There is a spider living in our meditation room. It wasn’t a meditation room when she got started there, just a utility room we didn’t know what to do with, empty and dark with an unused door leading outside. She spun her web between the bottom of the door and the floor, spanning a thin crevice of daylight.
She seems to do well there, dining on wayward ants and gnats. She is not a large spider, just a little grayish one, speckled like an egg with a bulbous, slightly pointy abdomen and graceful legs; about the size of a nickel, legs and all.
The spider lived there in the unused room for a month or two. I watched her web with interest. When a spider stays in one place and one can observe her habits and rhythms, it is endlessly entertaining. The life of a spider is a fascinating thing.
Christmas gave way to New Year’s. My mother, who was sick, grew sicker still. We needed solace. My husband suggested that we convert the utility room into a meditation room. And so, on New Year’s Day 2012, we carried in candles, pillows, and crystals.
I was sure the flurry of activity in the formerly forgotten room would make Charlotte – for that’s what we named her in a fit of originality – depart. It’s a small room, cozy at best, cramped at worst, but we respected the spider as best we could, and there she stayed.
We bought a silk rag rug that stretches from wall to wall. Charlotte scarcely waved a leg when I carefully slid it under her web. I hung a decorative scarf across the door until it nearly draped in front of Charlotte. She expanded her web to incorporate the new piece of fabric. She even ducks behind it at times and seems to enjoy the added privacy in her newly public space. In my pack of Native American medicine cards, I found a spider card featuring a drawing of a spider that looks so much like Charlotte it’s uncanny. I placed the card in Charlotte’s corner. She leaves that alone.
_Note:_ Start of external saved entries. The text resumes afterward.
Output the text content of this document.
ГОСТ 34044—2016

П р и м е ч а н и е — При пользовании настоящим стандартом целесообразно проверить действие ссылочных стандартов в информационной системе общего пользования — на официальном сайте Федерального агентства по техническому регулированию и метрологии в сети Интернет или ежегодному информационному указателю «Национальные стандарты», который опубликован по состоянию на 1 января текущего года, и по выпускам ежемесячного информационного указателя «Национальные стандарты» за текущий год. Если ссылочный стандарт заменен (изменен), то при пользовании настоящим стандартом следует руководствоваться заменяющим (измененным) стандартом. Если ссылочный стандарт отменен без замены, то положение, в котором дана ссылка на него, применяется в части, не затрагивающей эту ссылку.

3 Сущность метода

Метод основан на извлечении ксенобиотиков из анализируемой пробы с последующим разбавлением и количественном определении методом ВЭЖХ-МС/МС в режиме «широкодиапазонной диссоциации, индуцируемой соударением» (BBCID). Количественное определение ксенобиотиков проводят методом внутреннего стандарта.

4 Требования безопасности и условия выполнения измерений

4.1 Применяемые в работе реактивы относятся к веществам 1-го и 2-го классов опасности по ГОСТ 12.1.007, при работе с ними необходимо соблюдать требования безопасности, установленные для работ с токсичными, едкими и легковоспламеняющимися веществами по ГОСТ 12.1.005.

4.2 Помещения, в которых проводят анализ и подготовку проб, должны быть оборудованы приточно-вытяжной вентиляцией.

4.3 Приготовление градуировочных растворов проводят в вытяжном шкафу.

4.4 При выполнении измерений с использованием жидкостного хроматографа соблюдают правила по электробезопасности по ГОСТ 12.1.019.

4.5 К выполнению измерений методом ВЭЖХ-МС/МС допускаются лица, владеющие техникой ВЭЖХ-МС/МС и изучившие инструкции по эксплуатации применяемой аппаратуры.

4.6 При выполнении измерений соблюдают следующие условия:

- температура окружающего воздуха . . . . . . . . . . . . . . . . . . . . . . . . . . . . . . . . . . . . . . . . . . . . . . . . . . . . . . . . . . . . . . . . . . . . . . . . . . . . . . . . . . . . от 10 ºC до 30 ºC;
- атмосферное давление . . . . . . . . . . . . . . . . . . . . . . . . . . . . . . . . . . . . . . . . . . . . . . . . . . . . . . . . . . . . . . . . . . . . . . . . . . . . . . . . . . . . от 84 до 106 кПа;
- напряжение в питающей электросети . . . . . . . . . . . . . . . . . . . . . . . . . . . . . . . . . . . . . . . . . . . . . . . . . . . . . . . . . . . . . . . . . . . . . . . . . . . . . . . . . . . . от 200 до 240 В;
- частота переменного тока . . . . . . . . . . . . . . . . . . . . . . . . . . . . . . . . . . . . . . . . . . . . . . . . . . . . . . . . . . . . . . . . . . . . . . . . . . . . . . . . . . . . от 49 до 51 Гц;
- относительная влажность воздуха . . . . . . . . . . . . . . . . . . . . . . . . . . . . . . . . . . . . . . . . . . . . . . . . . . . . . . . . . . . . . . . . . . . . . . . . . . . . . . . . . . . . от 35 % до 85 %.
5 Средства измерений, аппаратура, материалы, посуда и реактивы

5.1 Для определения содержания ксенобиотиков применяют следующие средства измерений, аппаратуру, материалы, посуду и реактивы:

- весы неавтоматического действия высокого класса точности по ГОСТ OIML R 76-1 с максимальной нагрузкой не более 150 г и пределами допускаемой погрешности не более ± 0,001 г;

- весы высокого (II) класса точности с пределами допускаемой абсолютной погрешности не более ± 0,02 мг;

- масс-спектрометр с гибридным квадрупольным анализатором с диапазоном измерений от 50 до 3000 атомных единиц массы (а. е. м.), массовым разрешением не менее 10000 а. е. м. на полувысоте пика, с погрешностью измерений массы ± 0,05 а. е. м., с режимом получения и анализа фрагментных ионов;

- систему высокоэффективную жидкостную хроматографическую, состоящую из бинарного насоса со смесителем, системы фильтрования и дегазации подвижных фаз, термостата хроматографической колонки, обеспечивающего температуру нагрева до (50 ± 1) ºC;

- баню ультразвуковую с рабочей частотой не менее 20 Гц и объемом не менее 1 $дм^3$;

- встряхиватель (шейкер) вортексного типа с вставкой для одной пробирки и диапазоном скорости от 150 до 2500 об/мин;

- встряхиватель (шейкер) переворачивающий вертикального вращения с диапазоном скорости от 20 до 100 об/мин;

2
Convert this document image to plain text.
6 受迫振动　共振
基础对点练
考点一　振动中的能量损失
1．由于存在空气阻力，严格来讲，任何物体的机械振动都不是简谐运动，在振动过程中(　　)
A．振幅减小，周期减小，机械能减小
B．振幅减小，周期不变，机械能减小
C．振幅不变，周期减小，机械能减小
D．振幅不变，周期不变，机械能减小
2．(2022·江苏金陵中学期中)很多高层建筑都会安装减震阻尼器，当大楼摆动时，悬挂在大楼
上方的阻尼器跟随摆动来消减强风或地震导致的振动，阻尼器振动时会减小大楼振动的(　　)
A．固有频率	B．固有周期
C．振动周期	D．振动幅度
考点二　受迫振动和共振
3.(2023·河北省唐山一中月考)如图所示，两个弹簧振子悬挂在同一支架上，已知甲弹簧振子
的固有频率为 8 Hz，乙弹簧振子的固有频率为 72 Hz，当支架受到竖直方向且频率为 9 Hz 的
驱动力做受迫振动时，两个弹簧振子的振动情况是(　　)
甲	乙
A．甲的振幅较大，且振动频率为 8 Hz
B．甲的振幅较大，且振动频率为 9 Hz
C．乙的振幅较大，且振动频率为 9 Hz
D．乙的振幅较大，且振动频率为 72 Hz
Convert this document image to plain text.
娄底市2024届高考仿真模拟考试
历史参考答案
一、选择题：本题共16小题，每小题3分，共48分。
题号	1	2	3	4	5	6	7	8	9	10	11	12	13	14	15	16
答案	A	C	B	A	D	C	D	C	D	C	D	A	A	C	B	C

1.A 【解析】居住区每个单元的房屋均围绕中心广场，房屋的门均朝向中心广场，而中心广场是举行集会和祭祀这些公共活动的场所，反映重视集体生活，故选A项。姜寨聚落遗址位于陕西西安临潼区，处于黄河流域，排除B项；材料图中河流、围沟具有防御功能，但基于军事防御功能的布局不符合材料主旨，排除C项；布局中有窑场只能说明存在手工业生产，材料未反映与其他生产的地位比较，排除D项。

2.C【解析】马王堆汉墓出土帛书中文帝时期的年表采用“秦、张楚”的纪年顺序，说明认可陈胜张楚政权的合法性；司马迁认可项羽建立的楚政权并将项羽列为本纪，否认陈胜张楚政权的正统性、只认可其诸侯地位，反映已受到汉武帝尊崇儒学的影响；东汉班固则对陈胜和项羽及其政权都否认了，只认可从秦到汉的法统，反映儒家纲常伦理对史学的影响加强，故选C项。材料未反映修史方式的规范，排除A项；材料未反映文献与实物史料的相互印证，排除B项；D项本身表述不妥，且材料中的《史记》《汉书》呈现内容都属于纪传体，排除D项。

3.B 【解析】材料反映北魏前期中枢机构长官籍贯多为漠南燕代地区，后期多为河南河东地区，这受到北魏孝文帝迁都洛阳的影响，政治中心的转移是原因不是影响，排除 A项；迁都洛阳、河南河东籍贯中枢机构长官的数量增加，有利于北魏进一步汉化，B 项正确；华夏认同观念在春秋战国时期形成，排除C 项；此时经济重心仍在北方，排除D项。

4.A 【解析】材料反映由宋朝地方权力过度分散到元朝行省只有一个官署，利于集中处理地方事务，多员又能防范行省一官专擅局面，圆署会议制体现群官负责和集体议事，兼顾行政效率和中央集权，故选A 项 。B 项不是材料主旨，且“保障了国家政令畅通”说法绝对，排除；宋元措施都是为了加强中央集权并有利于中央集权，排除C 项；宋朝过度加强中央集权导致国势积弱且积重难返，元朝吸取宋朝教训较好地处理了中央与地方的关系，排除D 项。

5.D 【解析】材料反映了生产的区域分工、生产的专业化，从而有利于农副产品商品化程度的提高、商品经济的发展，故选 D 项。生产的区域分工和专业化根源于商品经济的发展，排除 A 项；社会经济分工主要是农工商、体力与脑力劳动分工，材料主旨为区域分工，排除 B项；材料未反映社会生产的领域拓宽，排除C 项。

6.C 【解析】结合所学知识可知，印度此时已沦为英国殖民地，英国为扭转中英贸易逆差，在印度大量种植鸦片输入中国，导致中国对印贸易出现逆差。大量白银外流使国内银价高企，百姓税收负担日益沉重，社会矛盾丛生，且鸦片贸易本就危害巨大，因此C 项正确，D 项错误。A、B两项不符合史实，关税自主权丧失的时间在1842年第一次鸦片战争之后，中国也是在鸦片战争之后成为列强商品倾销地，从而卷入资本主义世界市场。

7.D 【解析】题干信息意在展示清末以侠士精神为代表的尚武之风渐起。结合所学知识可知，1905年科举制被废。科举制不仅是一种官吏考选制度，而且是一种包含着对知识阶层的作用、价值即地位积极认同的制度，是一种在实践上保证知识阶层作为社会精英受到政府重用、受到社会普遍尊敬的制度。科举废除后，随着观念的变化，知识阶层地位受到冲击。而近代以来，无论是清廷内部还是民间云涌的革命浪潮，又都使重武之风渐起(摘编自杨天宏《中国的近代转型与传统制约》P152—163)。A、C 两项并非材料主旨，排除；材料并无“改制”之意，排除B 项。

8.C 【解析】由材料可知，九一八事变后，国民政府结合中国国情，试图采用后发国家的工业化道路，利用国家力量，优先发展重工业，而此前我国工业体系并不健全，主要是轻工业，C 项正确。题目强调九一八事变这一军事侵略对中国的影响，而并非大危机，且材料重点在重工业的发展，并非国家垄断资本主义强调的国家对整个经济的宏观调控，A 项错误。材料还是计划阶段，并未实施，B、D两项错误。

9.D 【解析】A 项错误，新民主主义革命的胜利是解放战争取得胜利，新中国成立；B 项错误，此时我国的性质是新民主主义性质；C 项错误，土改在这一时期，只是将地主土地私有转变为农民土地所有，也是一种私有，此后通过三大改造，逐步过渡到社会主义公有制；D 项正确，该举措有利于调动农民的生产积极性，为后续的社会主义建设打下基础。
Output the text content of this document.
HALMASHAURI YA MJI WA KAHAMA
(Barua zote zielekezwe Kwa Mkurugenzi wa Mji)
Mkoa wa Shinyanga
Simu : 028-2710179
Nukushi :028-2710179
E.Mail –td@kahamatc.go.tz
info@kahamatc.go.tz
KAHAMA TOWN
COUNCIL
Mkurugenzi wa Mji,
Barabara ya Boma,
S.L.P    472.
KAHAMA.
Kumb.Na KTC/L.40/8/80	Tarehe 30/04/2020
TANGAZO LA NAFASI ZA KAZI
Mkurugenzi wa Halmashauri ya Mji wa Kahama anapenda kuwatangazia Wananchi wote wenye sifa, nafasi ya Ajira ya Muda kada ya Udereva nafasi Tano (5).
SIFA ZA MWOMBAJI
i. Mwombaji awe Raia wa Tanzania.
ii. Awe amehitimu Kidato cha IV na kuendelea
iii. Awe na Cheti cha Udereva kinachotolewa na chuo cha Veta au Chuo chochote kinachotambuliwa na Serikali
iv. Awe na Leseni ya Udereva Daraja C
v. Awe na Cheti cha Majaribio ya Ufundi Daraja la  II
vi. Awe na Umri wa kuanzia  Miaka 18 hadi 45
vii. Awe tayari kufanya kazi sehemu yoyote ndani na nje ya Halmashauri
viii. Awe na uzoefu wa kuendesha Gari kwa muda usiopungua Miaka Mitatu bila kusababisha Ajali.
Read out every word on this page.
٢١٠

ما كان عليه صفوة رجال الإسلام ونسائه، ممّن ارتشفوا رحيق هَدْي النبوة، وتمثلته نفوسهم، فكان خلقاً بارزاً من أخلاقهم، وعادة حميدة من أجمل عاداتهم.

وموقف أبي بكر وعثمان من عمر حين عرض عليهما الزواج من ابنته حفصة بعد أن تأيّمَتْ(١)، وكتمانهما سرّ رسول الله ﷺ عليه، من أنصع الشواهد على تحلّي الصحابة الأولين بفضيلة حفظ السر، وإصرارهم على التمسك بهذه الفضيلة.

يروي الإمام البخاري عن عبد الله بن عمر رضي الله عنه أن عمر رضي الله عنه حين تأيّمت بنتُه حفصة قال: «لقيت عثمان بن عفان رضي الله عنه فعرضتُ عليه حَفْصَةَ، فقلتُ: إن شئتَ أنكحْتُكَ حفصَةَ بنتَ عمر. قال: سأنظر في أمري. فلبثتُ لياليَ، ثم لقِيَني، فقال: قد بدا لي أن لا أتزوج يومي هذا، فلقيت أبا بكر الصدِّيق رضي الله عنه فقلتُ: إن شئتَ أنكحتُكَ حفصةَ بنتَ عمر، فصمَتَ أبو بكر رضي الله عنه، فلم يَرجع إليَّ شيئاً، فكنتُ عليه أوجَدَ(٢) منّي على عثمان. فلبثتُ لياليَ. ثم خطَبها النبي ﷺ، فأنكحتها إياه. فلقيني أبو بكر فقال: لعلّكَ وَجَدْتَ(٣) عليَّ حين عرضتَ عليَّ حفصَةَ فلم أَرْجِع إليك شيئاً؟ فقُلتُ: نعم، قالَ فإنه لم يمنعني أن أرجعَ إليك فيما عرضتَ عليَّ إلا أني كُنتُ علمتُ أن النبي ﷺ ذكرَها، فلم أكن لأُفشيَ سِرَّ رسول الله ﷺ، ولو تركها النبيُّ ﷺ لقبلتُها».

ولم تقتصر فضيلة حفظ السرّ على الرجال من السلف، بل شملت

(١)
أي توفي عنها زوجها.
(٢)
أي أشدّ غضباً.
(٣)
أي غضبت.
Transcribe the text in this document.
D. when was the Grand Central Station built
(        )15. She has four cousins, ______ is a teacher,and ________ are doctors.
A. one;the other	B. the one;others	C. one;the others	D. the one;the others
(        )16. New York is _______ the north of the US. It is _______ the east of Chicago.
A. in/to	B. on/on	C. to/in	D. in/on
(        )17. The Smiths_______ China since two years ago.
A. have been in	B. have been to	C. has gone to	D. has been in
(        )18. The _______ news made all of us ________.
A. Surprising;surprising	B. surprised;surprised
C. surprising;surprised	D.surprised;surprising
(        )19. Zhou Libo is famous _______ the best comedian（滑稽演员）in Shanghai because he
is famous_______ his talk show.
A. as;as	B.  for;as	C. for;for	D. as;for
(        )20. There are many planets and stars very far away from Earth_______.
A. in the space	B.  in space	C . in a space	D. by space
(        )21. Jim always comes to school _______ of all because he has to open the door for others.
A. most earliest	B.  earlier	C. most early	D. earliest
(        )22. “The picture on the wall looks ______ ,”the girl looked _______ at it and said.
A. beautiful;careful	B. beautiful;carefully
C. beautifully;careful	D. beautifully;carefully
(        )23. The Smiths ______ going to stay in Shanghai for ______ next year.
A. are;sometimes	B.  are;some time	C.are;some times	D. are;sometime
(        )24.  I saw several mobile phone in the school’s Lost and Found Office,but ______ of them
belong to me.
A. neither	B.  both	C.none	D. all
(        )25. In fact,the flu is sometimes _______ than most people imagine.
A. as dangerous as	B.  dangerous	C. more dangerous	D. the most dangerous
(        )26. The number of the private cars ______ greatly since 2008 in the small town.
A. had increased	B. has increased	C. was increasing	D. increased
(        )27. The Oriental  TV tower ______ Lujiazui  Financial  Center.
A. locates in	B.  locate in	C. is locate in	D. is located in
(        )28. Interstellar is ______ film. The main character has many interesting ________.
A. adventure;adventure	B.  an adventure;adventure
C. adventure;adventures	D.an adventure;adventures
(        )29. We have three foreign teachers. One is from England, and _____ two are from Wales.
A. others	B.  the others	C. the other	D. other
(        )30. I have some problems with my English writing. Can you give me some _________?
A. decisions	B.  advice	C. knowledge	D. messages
I don’t know how long spiders live. She lets the husks of her prey fall to the floor but leaves her shed exoskeletons in the web. There are several. Apparently she is thriving.
Mom has since died, and my family seeks refuge in the meditation room often. We light candles and burn incense. Charlotte does not seem easily disturbed by the new décor or our activities. I like to think she feels honored, though that’d be ascribing complex emotions to a simple spider. Of course I cannot know how, or if, a spider thinks and feels.
What I do know is that her presence pleases me. That she has chosen to stay feels like a validation and a blessing of our special space. Each morning I check, and I am glad to see she is still there.